Volume 6, Philosophy of Education, pg 134
What about obedience? Obedience is due to the head of the household first of all, then to the government and church, and always to God. How well we obey is the test of our character, but only when obedience is our choice [not when forced compliance leaves no other option!] Very young children need to be trained to have the habit of obedience, but only those children who have made a decision to obey by choice are truly noble-hearted.
That kind of obedience is the essence of chivalry, and chivalry is the opposite of a self-absorbed, self-serving attitude. An honorable person is a person of steadfast will. It's not possible to continue exerting the will continuously for reasons of personal gain.
Volume 6, Philosophy of Education, pg 147
A word of warning: reason, like everything else in a person, is subject to habit.

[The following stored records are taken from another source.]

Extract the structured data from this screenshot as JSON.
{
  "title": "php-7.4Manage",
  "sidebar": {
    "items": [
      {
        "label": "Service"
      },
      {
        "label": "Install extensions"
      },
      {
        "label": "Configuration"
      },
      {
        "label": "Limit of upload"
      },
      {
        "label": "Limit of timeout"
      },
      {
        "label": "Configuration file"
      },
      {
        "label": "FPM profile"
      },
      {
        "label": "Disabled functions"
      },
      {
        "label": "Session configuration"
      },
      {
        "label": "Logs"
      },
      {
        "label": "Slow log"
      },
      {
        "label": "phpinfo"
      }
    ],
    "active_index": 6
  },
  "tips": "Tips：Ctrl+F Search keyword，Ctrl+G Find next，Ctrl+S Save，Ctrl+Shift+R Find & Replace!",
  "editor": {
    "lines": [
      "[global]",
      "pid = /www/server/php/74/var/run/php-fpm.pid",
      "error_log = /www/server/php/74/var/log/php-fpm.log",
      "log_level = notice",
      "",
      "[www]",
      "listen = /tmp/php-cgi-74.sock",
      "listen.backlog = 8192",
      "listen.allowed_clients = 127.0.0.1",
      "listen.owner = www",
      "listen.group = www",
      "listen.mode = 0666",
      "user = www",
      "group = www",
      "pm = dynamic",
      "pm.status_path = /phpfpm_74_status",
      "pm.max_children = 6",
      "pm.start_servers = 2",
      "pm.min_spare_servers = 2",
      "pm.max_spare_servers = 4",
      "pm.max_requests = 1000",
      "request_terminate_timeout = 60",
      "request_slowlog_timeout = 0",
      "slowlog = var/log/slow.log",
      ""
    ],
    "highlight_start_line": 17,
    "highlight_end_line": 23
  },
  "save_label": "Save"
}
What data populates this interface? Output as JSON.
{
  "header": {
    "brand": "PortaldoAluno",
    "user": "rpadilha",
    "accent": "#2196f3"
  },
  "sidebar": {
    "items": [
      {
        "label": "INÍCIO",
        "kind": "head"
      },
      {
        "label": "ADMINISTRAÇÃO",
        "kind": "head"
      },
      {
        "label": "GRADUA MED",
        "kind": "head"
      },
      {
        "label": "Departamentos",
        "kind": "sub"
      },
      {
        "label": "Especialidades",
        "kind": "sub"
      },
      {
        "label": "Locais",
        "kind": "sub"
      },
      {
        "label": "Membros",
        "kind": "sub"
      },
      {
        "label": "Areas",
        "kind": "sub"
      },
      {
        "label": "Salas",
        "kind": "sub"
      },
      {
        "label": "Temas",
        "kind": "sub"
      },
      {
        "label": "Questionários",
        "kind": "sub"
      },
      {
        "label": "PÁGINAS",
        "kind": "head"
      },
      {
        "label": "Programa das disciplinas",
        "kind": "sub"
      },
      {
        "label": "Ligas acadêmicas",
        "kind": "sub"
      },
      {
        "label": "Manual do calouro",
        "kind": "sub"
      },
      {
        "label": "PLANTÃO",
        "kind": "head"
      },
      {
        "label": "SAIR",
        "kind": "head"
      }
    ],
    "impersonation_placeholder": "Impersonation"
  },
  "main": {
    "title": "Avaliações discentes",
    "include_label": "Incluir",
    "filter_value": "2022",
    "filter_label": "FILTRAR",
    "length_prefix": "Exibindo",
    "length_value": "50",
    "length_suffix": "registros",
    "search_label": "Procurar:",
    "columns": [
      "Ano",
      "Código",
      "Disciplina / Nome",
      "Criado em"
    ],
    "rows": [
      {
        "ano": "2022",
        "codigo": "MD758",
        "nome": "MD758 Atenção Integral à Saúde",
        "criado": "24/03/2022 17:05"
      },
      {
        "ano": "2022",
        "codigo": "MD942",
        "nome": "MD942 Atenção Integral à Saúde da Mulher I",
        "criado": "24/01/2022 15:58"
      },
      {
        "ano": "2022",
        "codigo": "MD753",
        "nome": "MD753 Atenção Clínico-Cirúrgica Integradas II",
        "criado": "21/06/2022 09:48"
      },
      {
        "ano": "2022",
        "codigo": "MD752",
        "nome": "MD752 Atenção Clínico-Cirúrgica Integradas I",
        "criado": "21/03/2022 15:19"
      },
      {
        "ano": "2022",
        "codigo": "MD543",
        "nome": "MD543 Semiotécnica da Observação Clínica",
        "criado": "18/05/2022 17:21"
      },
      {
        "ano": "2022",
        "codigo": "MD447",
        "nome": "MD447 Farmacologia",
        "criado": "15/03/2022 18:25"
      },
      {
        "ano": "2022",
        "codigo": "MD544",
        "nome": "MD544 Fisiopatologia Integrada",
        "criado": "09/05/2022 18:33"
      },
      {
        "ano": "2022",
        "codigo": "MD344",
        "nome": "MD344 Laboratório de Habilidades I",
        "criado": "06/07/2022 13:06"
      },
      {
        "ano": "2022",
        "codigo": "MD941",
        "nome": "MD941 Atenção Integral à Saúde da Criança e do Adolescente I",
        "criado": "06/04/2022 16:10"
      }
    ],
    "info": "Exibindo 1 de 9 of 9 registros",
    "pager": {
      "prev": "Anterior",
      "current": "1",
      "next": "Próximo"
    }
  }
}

It works on what it's used to handling.
Volume 6, Philosophy of Education, pg 277-278
It's this life-giving vitality of many minds that we want. We beg educational workers and thinkers to join us in forming a collective body of thought that will be common to everyone. Then England will surely be great in both art and life. This is the way to make great men. Petty attempts to form character in one direction or another won't work. Let's admit that great character only comes from great thoughts, and those great thoughts need to come from the minds of great thinkers. Only then will our purpose in education be clear. Character originates in thought, not behavior.
Volume 6, Philosophy of Education, pg 297
Could there be some mistaken ideas about our fixation on progress? Are we confusing progress with motion, assuming that wherever we see activity, there must also be improvement? Yet much of the activity we see is like the waves of the ocean, always churning, but never going anywhere. What we really need is the still progress of growth that comes when a tree sends strong, solid roots downward, and results in abundant fruit growing upward. This is what progress in character and conduct is like. It doesn't come from environmental manipulation, or pressure to conform. It can only come from the inner growth of ideas received by the mind with deliberate, active involvement.